El niño, que evidentemente no rebasaba el primero o segundo grado de la Primaria, ni miró las magníficas libretas, con carátula de pasta y hojas engargoladas; buenas para todo menos para un alumno que todavía no domina bien la escritura o está aprendiéndola.

Sucede que como les falta pericia en esas lides, al apoyar el canto de la mano van desprendiendo las hojas, que no están presilladas sino sujetas por la espiral plástica. Y cuando escriben en la hoja de la izquierda (en caso de ser derechos) entonces esa misma espiral les molesta al ir guiando el lápiz.

Pero a la mamá de esta historia esos asuntos evidentemente no le preocupaban y sí que su niño asistiera a la escuela con libretas bien caras, como si el precio o la calidad de las mismas fueran a determinar el éxito escolar del muchachito. Como si el brillo de la carátula fuera a garantizar que igual brillara el niño en su aprendizaje y su conducta.

Es innegable que hoy existen en Cuba diferencias sociales: hay quienes tienen mucho y quienes no. Bien atrás han quedado aquellos años en que todos los alumnos iban con los mismos zapatos escolares –así les llamaban-, o con iguales «kikos» plásticos, en el caso de las becas.

Como dice una colega, las desigualdades no se puede uniformar.
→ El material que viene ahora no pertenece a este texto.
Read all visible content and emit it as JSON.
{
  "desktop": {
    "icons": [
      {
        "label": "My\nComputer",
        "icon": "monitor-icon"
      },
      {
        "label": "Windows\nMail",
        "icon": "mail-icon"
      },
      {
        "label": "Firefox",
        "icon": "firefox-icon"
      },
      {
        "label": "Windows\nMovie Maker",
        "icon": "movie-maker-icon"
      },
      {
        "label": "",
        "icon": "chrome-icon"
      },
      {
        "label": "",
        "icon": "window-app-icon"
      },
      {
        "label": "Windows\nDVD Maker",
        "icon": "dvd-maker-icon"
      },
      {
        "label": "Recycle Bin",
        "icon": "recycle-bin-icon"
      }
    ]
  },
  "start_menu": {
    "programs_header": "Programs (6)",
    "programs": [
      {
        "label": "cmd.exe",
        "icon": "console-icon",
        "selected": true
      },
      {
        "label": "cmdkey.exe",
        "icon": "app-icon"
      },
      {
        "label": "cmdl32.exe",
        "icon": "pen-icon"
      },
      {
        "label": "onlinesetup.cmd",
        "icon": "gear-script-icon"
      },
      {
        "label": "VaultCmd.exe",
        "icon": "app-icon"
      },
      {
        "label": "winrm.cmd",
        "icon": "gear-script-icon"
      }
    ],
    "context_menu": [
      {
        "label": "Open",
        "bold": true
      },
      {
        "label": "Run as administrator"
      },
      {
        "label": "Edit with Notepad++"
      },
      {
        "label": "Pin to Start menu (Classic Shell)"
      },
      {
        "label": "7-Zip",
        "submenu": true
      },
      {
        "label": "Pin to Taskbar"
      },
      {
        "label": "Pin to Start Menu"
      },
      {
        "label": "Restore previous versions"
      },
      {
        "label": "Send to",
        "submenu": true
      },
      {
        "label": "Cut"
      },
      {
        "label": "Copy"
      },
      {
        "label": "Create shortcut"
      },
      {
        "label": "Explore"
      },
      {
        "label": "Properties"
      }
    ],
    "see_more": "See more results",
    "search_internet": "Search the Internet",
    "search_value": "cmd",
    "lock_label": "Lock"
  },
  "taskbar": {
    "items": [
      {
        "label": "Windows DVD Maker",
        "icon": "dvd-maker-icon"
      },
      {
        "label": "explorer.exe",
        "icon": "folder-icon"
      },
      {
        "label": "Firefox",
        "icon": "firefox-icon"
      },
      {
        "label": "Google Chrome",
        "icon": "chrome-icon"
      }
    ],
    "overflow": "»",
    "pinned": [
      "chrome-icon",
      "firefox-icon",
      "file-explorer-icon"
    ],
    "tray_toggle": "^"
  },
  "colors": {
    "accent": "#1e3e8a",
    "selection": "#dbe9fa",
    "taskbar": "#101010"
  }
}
Y es así que este septiembre en el aula  podrá verse compartir la misma mesa la niñita con brillante mochila de estreno y lunchera en combinación, junto a aquella otra que lleva la mochila que ya usó su hermana mayor durante dos cursos.

Tener dinero no es malo de por sí; de hecho, acaban de aumentarse los salarios en el sector presupuestado, y es verdad que las desigualdades es imposible uniformarlas.

Pero lo que sí resulta posible, necesario, imprescindible, es cultivar, sobre todo desde la familia, la ética, los valores y hasta el sentido común. Para que nadie se crea ni quiera hacer creer, que «ser más» viene dado por el grosor de las billeteras y, mucho menos, por la calidad de una libreta.